2. Industrial applications = ROI
It makes sense to see stickiness and adoption here since industrial applications tend to contribute to the bottom line in a more immediate and direct way than consumer. And for industrial customers, the machines are already a “sunk” cost and the connected features just become a huge value-add with vehicles that are already in use. These services, already leveraged by Catepillar and John Deere, are relatively inexpensive to deploy, and pay for themselves very quickly.
Many companies are providing “add-on” services that dramatically increase productivity (e.g. automated fleet management and predictive maintenance alerts) and that decrease loss (e.g. geo-fencing that eliminates overnight equipment theft).
3. IoT for agility
In another model, IoT on Wheels enables businesses to utilize a pay-per-use model, which allows companies to move with more agility and less capital expenditure. This is the same reason so many enterprises have moved toward the use of cloud-based IT infrastructure (like Amazon Web Services) rather than building and hosting their own IT infrastructure.

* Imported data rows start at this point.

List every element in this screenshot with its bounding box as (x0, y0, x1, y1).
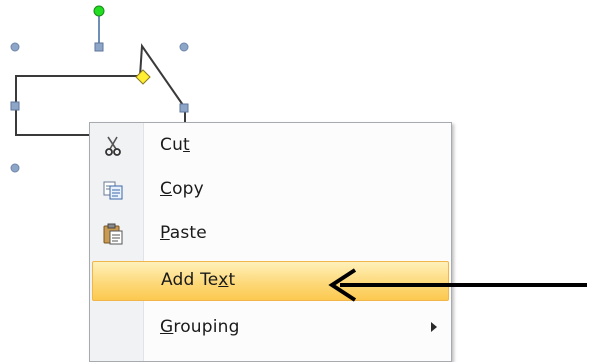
annotation-arrow (328, 268, 587, 302)
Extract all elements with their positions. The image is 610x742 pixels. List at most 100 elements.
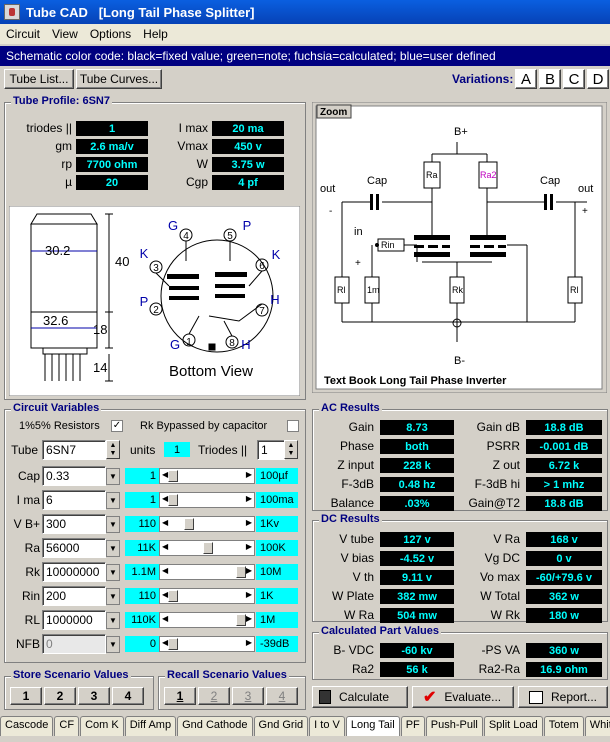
tab-pf[interactable]: PF <box>400 716 425 736</box>
var-input[interactable]: 200 <box>42 586 106 606</box>
menu-help[interactable]: Help <box>137 27 174 41</box>
var-slider[interactable]: ◀ ▶ <box>159 468 255 484</box>
store-3-button[interactable]: 3 <box>78 687 110 705</box>
dropdown-arrow-icon[interactable]: ▼ <box>106 492 120 509</box>
triodes-spinner[interactable]: ▲ ▼ <box>284 440 298 459</box>
var-input[interactable]: 56000 <box>42 538 106 558</box>
var-input[interactable]: 6 <box>42 490 106 510</box>
schematic-cap2: Cap <box>540 175 560 187</box>
tab-push-pull[interactable]: Push-Pull <box>425 716 483 736</box>
report-button[interactable]: Report... <box>518 686 608 708</box>
slider-right-icon[interactable]: ▶ <box>246 542 252 551</box>
variation-b-button[interactable]: B <box>539 69 561 89</box>
slider-left-icon[interactable]: ◀ <box>162 518 168 527</box>
evaluate-label: Evaluate... <box>444 690 502 704</box>
tab-diff-amp[interactable]: Diff Amp <box>124 716 177 736</box>
tube-spinner[interactable]: ▲ ▼ <box>106 440 120 459</box>
store-2-button[interactable]: 2 <box>44 687 76 705</box>
var-slider[interactable]: ◀ ▶ <box>159 564 255 580</box>
profile-label: Cgp <box>185 175 208 189</box>
variation-c-button[interactable]: C <box>563 69 585 89</box>
menu-options[interactable]: Options <box>84 27 137 41</box>
var-slider[interactable]: ◀ ▶ <box>159 612 255 628</box>
slider-left-icon[interactable]: ◀ <box>162 566 168 575</box>
slider-right-icon[interactable]: ▶ <box>246 590 252 599</box>
slider-left-icon[interactable]: ◀ <box>162 494 168 503</box>
slider-thumb[interactable] <box>167 494 178 506</box>
slider-min-label: 1.1M <box>125 564 159 580</box>
slider-thumb[interactable] <box>183 518 194 530</box>
rk-bypass-checkbox[interactable] <box>287 420 299 432</box>
store-4-button[interactable]: 4 <box>112 687 144 705</box>
variation-a-button[interactable]: A <box>515 69 537 89</box>
slider-left-icon[interactable]: ◀ <box>162 470 168 479</box>
slider-thumb[interactable] <box>167 470 178 482</box>
store-1-button[interactable]: 1 <box>10 687 42 705</box>
slider-left-icon[interactable]: ◀ <box>162 638 168 647</box>
dim-pin-length: 14 <box>93 360 107 375</box>
var-slider[interactable]: ◀ ▶ <box>159 492 255 508</box>
var-slider[interactable]: ◀ ▶ <box>159 588 255 604</box>
result-value: 6.72 k <box>526 458 602 473</box>
tube-list-button[interactable]: Tube List... <box>4 69 74 89</box>
slider-right-icon[interactable]: ▶ <box>246 566 252 575</box>
tab-split-load[interactable]: Split Load <box>483 716 543 736</box>
recall-2-button[interactable]: 2 <box>198 687 230 705</box>
tab-totem[interactable]: Totem <box>543 716 584 736</box>
var-slider[interactable]: ◀ ▶ <box>159 516 255 532</box>
slider-thumb[interactable] <box>167 638 178 650</box>
slider-right-icon[interactable]: ▶ <box>246 518 252 527</box>
variation-d-button[interactable]: D <box>587 69 609 89</box>
dropdown-arrow-icon[interactable]: ▼ <box>106 636 120 653</box>
dropdown-arrow-icon[interactable]: ▼ <box>106 588 120 605</box>
dropdown-arrow-icon[interactable]: ▼ <box>106 564 120 581</box>
triodes-select[interactable]: 1 <box>257 440 285 460</box>
var-input[interactable]: 300 <box>42 514 106 534</box>
tube-select[interactable]: 6SN7 <box>42 440 106 460</box>
tab-cf[interactable]: CF <box>54 716 80 736</box>
dropdown-arrow-icon[interactable]: ▼ <box>106 612 120 629</box>
tube-curves-button[interactable]: Tube Curves... <box>76 69 162 89</box>
tab-cascode[interactable]: Cascode <box>0 716 54 736</box>
resistors-checkbox[interactable]: ✓ <box>111 420 123 432</box>
tab-long-tail[interactable]: Long Tail <box>345 716 400 736</box>
slider-left-icon[interactable]: ◀ <box>162 542 168 551</box>
slider-left-icon[interactable]: ◀ <box>162 590 168 599</box>
slider-right-icon[interactable]: ▶ <box>246 638 252 647</box>
menu-view[interactable]: View <box>46 27 84 41</box>
report-label: Report... <box>551 690 598 704</box>
tab-i-to-v[interactable]: I to V <box>309 716 345 736</box>
tab-white-cf[interactable]: White Cf <box>584 716 610 736</box>
tab-com-k[interactable]: Com K <box>80 716 124 736</box>
menu-circuit[interactable]: Circuit <box>0 27 46 41</box>
recall-3-button[interactable]: 3 <box>232 687 264 705</box>
result-value: 504 mw <box>380 608 454 623</box>
dropdown-arrow-icon[interactable]: ▼ <box>106 468 120 485</box>
slider-right-icon[interactable]: ▶ <box>246 470 252 479</box>
dropdown-arrow-icon[interactable]: ▼ <box>106 540 120 557</box>
slider-thumb[interactable] <box>235 566 246 578</box>
var-input[interactable]: 10000000 <box>42 562 106 582</box>
var-slider[interactable]: ◀ ▶ <box>159 636 255 652</box>
tab-gnd-grid[interactable]: Gnd Grid <box>253 716 309 736</box>
recall-1-button[interactable]: 1 <box>164 687 196 705</box>
slider-thumb[interactable] <box>235 614 246 626</box>
slider-right-icon[interactable]: ▶ <box>246 494 252 503</box>
zoom-button[interactable]: Zoom <box>320 107 347 118</box>
evaluate-button[interactable]: ✔ Evaluate... <box>412 686 514 708</box>
tab-gnd-cathode[interactable]: Gnd Cathode <box>177 716 253 736</box>
var-slider[interactable]: ◀ ▶ <box>159 540 255 556</box>
var-input[interactable]: 1000000 <box>42 610 106 630</box>
var-input[interactable]: 0 <box>42 634 106 654</box>
slider-thumb[interactable] <box>167 590 178 602</box>
result-label: V tube <box>339 532 374 546</box>
pin-number: 7 <box>259 306 265 317</box>
calculate-button[interactable]: Calculate <box>312 686 408 708</box>
recall-4-button[interactable]: 4 <box>266 687 298 705</box>
dropdown-arrow-icon[interactable]: ▼ <box>106 516 120 533</box>
slider-right-icon[interactable]: ▶ <box>246 614 252 623</box>
schematic-ra2: Ra2 <box>480 170 497 180</box>
var-input[interactable]: 0.33 <box>42 466 106 486</box>
slider-thumb[interactable] <box>203 542 213 554</box>
slider-left-icon[interactable]: ◀ <box>162 614 168 623</box>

It can reduce extremely high costs of entry and gives industrial users a whole lot more flexibility as they are never stuck with machinery sitting idle that they bought for project X that won’t be used for project Y and Z.
4. Telematics can help fix heavy construction problems
In just the last couple of years, many heavy construction vehicles have received upgrades that are having a dramatic impact. By leveraging now-mature telematics and the same set of almost ubiquitous technologies that make IoT a reality (internal sensors, GPS, satellite/cellular/WiFi connectivity, etc.), companies like Trimble, Caterpillar, Arsenault, and others are providing services that fix many problems that have plagued heavy construction for years.
For example, by monitoring the sensor streams coming from a bulldozer, a fault can be detected early, the equipment replaced before it fails, and a lost day’s work can be avoided. The same geo-fencing technology that can prevent a 16-year-old driver from straying too far from home can prevent a million dollar tower crane from “straying” from the job site in the dead of night. And GPS-based fleet management applications can improve efficiencies in large-scale earth-moving operations by an impressive degree, up to 22% according to one study performed by the Canadian Journal of Civil Engineering. In a $500K operation that’s a savings in excess of $100K realized in a single job, with the IoT systems that enable these efficiencies costing a whole lot less.
Go-to-market requirements for connected vehicles
The challenges currently facing connected vehicles have little to do with the IoT-connectivity technology itself. The main hurdles for those seeking to capitalize on the connected vehicle business have more to do with the infrastructure that needs to be employed, enabling lucrative recurring revenue and usage-based models. Most organizations just don’t have the back-office capability to handle selling, billing, and provisioning rapidly changing products and services sold via usage or subscription. Adopting a cloud-based billing system sophisticated enough to handle these and a myriad of future business models is essential.
Needless to say, the examples above have obvious analogs (and available gains) across any vehicle-centric industry. But industrial applications for connected vehicle services will likely continue to pave the way for the rest of the connected vehicle sector—literally and figuratively—in the coming years.